I liked the ebb and flow in our sympathies across the novel: Baker creates people who seem genuinely complicated. She’s also clever about how she presents their stories, overlapping them as we move through the generations so that the protagonists of one phase take up new roles in the next, their children claiming centrality and then yielding it in their turn. Across the novel this becomes part of the larger story: the pathos of aging, the inevitable shift and change of the passing years. The boy who learned to ride a bike to make deliveries becomes the young man who wins races, then the soldier who rides into occupied France; then he’s a father and finally a grandfather, his bicycle hung up then given away as his son grows up and then grows old—meanwhile his daughter moves into position. We all take our turns at life, the novel reminds us; only to ourselves are we ever or always the main character.

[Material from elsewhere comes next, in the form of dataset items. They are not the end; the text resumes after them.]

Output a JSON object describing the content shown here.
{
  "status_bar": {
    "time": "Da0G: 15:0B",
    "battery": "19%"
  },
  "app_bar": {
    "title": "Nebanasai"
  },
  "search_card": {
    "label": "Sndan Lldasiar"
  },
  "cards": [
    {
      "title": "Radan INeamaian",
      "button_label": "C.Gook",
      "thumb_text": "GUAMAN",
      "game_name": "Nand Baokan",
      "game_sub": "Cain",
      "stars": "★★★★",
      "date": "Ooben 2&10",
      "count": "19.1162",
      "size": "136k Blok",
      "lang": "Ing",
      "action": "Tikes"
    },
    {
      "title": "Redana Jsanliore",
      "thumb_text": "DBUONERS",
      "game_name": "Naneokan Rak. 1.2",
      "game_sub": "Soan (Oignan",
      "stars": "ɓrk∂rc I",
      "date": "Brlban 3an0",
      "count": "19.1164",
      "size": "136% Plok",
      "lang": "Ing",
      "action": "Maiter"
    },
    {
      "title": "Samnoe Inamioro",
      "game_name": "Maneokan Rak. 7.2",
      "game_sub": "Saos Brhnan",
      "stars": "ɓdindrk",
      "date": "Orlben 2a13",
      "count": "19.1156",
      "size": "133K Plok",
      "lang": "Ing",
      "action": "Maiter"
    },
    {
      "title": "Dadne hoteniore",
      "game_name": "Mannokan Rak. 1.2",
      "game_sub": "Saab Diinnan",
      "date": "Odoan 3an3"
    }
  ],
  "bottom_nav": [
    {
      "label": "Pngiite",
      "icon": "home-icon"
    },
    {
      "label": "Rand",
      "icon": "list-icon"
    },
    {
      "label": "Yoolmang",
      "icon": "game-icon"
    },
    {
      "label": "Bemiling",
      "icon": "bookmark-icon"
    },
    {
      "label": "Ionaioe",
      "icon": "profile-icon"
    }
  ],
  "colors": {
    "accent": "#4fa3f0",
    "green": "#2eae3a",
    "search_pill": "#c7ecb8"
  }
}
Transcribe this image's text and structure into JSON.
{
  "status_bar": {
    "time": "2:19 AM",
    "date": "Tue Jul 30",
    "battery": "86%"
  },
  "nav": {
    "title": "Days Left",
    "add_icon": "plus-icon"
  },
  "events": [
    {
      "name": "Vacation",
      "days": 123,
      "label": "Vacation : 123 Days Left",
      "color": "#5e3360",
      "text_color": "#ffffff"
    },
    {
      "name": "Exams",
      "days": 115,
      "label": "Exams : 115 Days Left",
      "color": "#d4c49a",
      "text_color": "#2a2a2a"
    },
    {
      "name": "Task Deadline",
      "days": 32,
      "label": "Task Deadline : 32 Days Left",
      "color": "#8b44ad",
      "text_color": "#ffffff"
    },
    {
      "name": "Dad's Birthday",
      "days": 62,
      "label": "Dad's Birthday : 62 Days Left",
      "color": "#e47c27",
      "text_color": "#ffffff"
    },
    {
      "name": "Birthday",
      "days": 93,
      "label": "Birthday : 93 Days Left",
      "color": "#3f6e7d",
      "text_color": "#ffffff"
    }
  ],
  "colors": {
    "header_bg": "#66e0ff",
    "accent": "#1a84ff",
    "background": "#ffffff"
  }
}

Baker deftly creates unity across her storylines beyond the family relationships. The postcards William sends back from the front in WWI, for instance, cherished by his wife, are saved through the years and finally examined with care by Billie, remnants of a lost love and a vanished life that tell her that “even in the depths of war” he had found beauty as well as suffering in the world. She’s right, we know, because we were with William in 1915. We were with him when he saw Caravaggio’s The Beheading of St. John the Baptist in Malta, before his ship continued on to Gallipoli—and then we see it again in Malta with Billie when she takes up an artist’s residency on the island, neatly closing the loop. The painting makes both William and Billie reflect on the violence they know or fear in their world, as well as the paradox that great horrors can make great art. I think that’s something Baker is experimenting with too: her novel emphasizes both the literal devastation of war and terrorism and their less tangible but equally lasting legacies. This sense of pain and beauty coexisting is, I think, one facet of the “undertow” of the title. On a more domestic level, the tug downward comes from the ever-present knowledge that death is “what’s coming,” that our turns come and then are over. The epigraph from Ecclesiastes draws these things together: “One generation passeth away, and another generation cometh. All the rivers run to the sea and yet the sea is not full.” Overall, then, it’s a melancholy book, though there are certainly moments of uplift which, by and large, come from the little things in life:
But for now, the blackbird still sings outside the window. Now there is just the kiss, and the taste of coffee, and the clear strong knowledge that this, however brief, is happiness.